Yeswanth Madasu

Day 04/13 of Git 101 Series

Concept explanation

A Git repository has two visible parts: your working directory (the files you edit) and a hidden .git directory (the repo brain). The .git folder contains the complete history, configuration, and pointers that make version control possible. When you run git init you create that part for a new project. When you run git clone you copy someone else's brain plus a working copy of the latest files.

Key concepts to keep in mind
• Working directory: the files you see and edit.
• Index (staging area): a small table that records exactly what will go into the next commit. Staging is explicit. Commits record only what the index contains.
• .git: the object store and refs. This is the repo itself. Your working directory is just a checkout of one commit.
• Remote: a name (like origin) that points to another repository URL so you can fetch from and push to it.


Commands

git init
Creates a new .git folder in the current directory and makes the current directory a repository. After this you can stage and commit.

git clone
Downloads (fetches) the remote objects and refs, creates a local .git, sets a remote named origin, creates local branches tracking remote branches, and checks out the default branch into a working directory.

git remote -v
Shows configured remotes and their fetch/push URLs. Quick check to confirm origin is set.

git remote add
Adds a new remote reference to .git/config; useful when you started with git init and later want to link a remote.

git push -u origin
Pushes a branch to origin and sets upstream so future git push and git pull work without specifying origin and branch.


example

Start a new project and push it to GitHub
mkdir myapp
cd myapp
git init

Create files and commit
git add .
git commit -m "first commit"
git remote add origin https://github.com/you/myapp.git
git push -u origin main

Clone an existing project and start working
git clone https://github.com/you/myapp.git
cd myapp

create feature, commit, push
git checkout -b feature-x
Edit files
git add .
git commit -m "feature work"
git push -u origin feature-x


Real world use case

Team onboarding: one developer creates the repo and pushes it to a remote host. The rest of the team uses git clone to get the full history and a ready-to-edit working tree. Every developer keeps a local copy of the entire project history so they can branch, inspect past commits, run bisect, and work offline.
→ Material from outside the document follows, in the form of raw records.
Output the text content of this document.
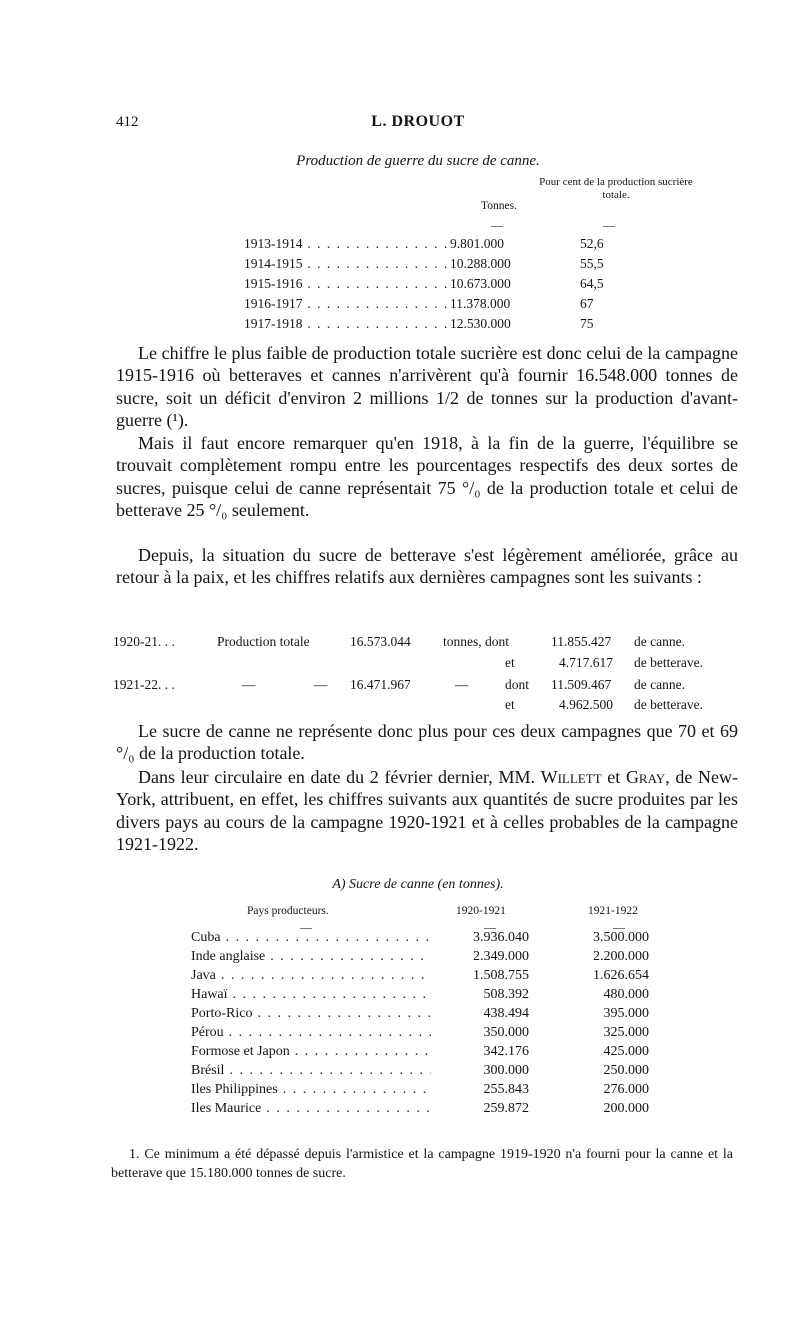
412	L. DROUOT
Production de guerre du sucre de canne.
Tonnes.
Pour cent de la production sucrière totale.
—	—
1913-1914 . . .	9.801.000	52,6
1914-1915 . . .	10.288.000	55,5
1915-1916 . . .	10.673.000	64,5
1916-1917 . . .	11.378.000	67
1917-1918 . . .	12.530.000	75

Le chiffre le plus faible de production totale sucrière est donc celui de la campagne 1915-1916 où betteraves et cannes n'arrivèrent qu'à fournir 16.548.000 tonnes de sucre, soit un déficit d'environ 2 millions 1/2 de tonnes sur la production d'avant-guerre (¹).

Mais il faut encore remarquer qu'en 1918, à la fin de la guerre, l'équilibre se trouvait complètement rompu entre les pourcentages respectifs des deux sortes de sucres, puisque celui de canne représentait 75 °/₀ de la production totale et celui de betterave 25 °/₀ seulement.

Depuis, la situation du sucre de betterave s'est légèrement améliorée, grâce au retour à la paix, et les chiffres relatifs aux dernières campagnes sont les suivants :

1920-21. . .	Production totale	16.573.044 tonnes, dont	11.855.427 de canne.
et	4.717.617 de betterave.
1921-22. . .	—	— 16.471.967	—	dont 11.509.467 de canne.
et	4.962.500 de betterave.

Le sucre de canne ne représente donc plus pour ces deux campagnes que 70 et 69 °/₀ de la production totale.

Dans leur circulaire en date du 2 février dernier, MM. Willett et Gray, de New-York, attribuent, en effet, les chiffres suivants aux quantités de sucre produites par les divers pays au cours de la campagne 1920-1921 et à celles probables de la campagne 1921-1922.

A) Sucre de canne (en tonnes).
Pays producteurs.	1920-1921	1921-1922
—	—	—
Cuba . . .	3.936.040	3.500.000
Inde anglaise . . .	2.349.000	2.200.000
Java . . .	1.508.755	1.626.654
Hawaï . . .	508.392	480.000
Porto-Rico . . .	438.494	395.000
Pérou . . .	350.000	325.000
Formose et Japon . . .	342.176	425.000
Brésil . . .	300.000	250.000
Iles Philippines . . .	255.843	276.000
Iles Maurice . . .	259.872	200.000

1. Ce minimum a été dépassé depuis l'armistice et la campagne 1919-1920 n'a fourni pour la canne et la betterave que 15.180.000 tonnes de sucre.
Migrating an existing project: you can turn any folder into a tracked project by running git init, committing, creating a remote, and pushing. This replaces the old zip-and-email or shared-drive workflows where history is lost.


Under-the-hood explanation

What git init actually does

Creates a .git directory with a base structure: objects/, refs/, hooks/, info/, and files like HEAD and config.
Writes HEAD pointing to a branch name (by default refs/heads/main or refs/heads/master depending on Git config). HEAD is a pointer that says what commit your working directory should reflect.
Prepares an empty object database. No commits exist yet until you create them.

What git clone does step by step (simplified)

Create a new directory and run a local git init inside it.
Create a remote named origin and record the URL in .git/config.
Fetch objects and refs from the remote. Objects may arrive as loose objects or in packed packfiles.
Create local branches that track the remote branches. If the remote has HEAD pointing at some branch, git sets up local HEAD accordingly.
Checkout the chosen branch into the working directory, writing files from the object store into the filesystem.
Leave you with origin set and the working tree ready.